Jika dilihat dari perspektif tahunan, output pabrik menunjukkan peningkatan sebesar 1,3 persen jika dibandingkan dengan periode yang sama di tahun sebelumnya. Ini menandakan momentum pertumbuhan yang berkelanjutan dalam sektor manufaktur AS.

Baca juga: IIMS Surabaya 2026 Ditargetkan 32 Ribu Pengunjung dengan Konsep Sportainment

Sektor kendaraan bermotor dan suku cadangnya menjadi salah satu kontributor utama dalam lonjakan produksi ini. Sektor ini mencatat kenaikan produksi yang mengesankan sebesar 3,7 persen, menunjukkan pemulihan dan peningkatan permintaan yang kuat untuk kendaraan.

Di sisi lain, sektor teknologi tinggi juga menunjukkan kinerja yang solid dengan pertumbuhan mencapai 1,0 persen. Produksi komputer dan perangkat periferalnya mengalami peningkatan selama dua bulan berturut-turut, dengan kenaikan sebesar 1,5 persen pada periode tersebut.

Lebih lanjut, produksi semikonduktor dan komponen elektronik lainnya juga turut berkontribusi pada pertumbuhan sektor teknologi, dengan peningkatan sebesar 1,0 persen. Sementara itu, sektor peralatan komunikasi mencatat kenaikan produksi sebesar 0,6 persen.

Meskipun data produksi menunjukkan gambaran positif, terdapat beberapa indikasi pelemahan yang perlu dicermati. Laporan dari Federal Reserve New York mengindikasikan adanya perlambatan dalam performa pengiriman dari para pemasok di wilayah tersebut pada bulan Mei. Hal ini dapat menjadi sinyal awal adanya potensi gangguan dalam rantai pasok.

Gangguan potensial ini diduga dipengaruhi oleh ketegangan geopolitik yang meningkat. Konflik yang melibatkan Iran, misalnya, telah berdampak pada jalur perdagangan di kawasan strategis Selat Hormuz. Situasi ini juga turut mendorong kenaikan harga energi secara global, yang pada gilirannya dapat memengaruhi biaya produksi.

Kenaikan biaya energi dan tekanan pasokan ini tercermin pula pada harga produsen di Amerika Serikat. Data menunjukkan harga produsen naik pada laju tercepat dalam empat tahun terakhir pada bulan April. Ini menandakan bahwa inflasi biaya input bagi produsen sedang meningkat.

Namun, dalam survei Empire State Manufacturing, kondisi bisnis secara umum justru menunjukkan perbaikan. Indikator ini meningkat ke level tertinggi dalam lebih dari empat tahun terakhir. Hal ini didukung oleh kenaikan pesanan baru dan pengiriman yang dilaporkan mengalami peningkatan beruntun selama dua bulan terakhir.
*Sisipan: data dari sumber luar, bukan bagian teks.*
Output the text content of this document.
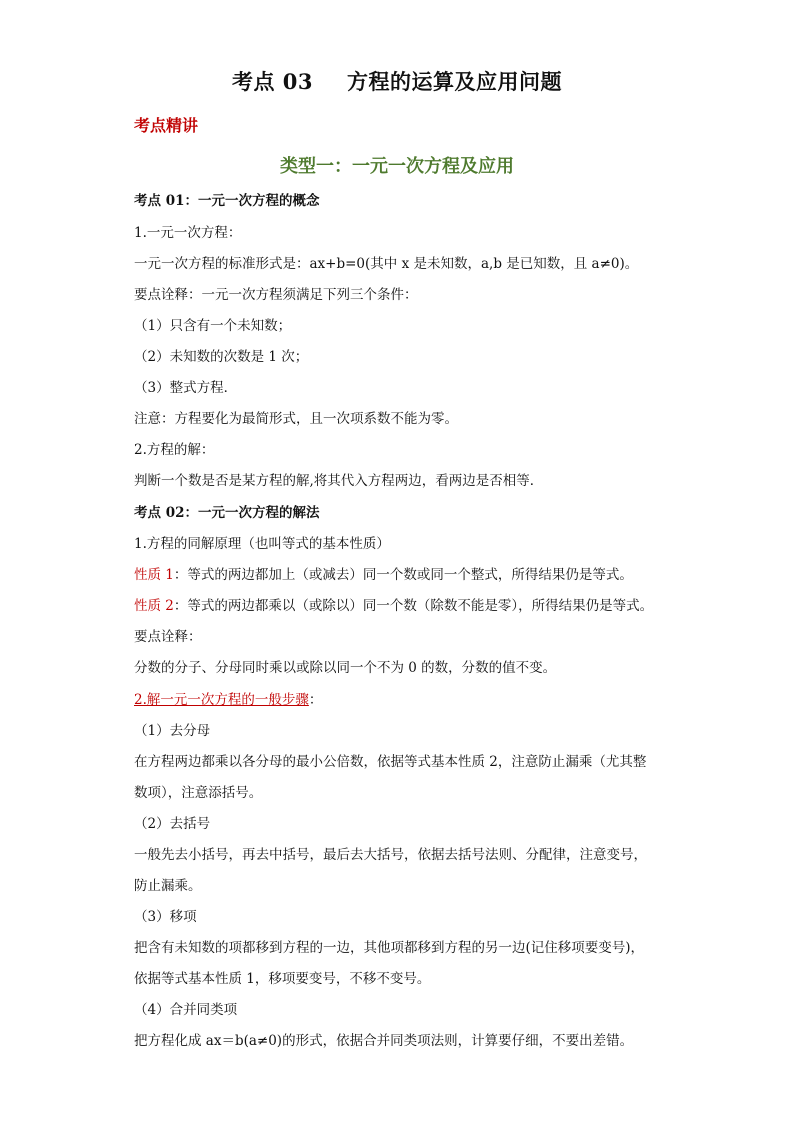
考点 03 方程的运算及应用问题
考点精讲
类型一：一元一次方程及应用
考点 01：一元一次方程的概念
1.一元一次方程：
一元一次方程的标准形式是：ax+b=0(其中 x 是未知数，a,b 是已知数，且 a≠0)。
要点诠释：一元一次方程须满足下列三个条件：
（1）只含有一个未知数；
（2）未知数的次数是 1 次；
（3）整式方程．
注意：方程要化为最简形式，且一次项系数不能为零。
2.方程的解：
判断一个数是否是某方程的解,将其代入方程两边，看两边是否相等．
考点 02：一元一次方程的解法
1.方程的同解原理（也叫等式的基本性质）
性质 1：等式的两边都加上（或减去）同一个数或同一个整式，所得结果仍是等式。
性质 2：等式的两边都乘以（或除以）同一个数（除数不能是零），所得结果仍是等式。
要点诠释：
分数的分子、分母同时乘以或除以同一个不为 0 的数，分数的值不变。
2.解一元一次方程的一般步骤：
（1）去分母
在方程两边都乘以各分母的最小公倍数，依据等式基本性质 2，注意防止漏乘（尤其整
数项），注意添括号。
（2）去括号
一般先去小括号，再去中括号，最后去大括号，依据去括号法则、分配律，注意变号，
防止漏乘。
（3）移项
把含有未知数的项都移到方程的一边，其他项都移到方程的另一边(记住移项要变号)，
依据等式基本性质 1，移项要变号，不移不变号。
（4）合并同类项
把方程化成 ax＝b(a≠0)的形式，依据合并同类项法则，计算要仔细，不要出差错。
Meskipun demikian, indikator waktu pengiriman memberikan gambaran yang berbeda. Data menunjukkan adanya keterlambatan pengiriman yang tercatat pada level tertinggi dalam empat tahun terakhir. Selain itu, ketersediaan pasokan secara umum dilaporkan masih dalam kondisi melemah, yang memperkuat kekhawatiran mengenai kelancaran rantai pasok.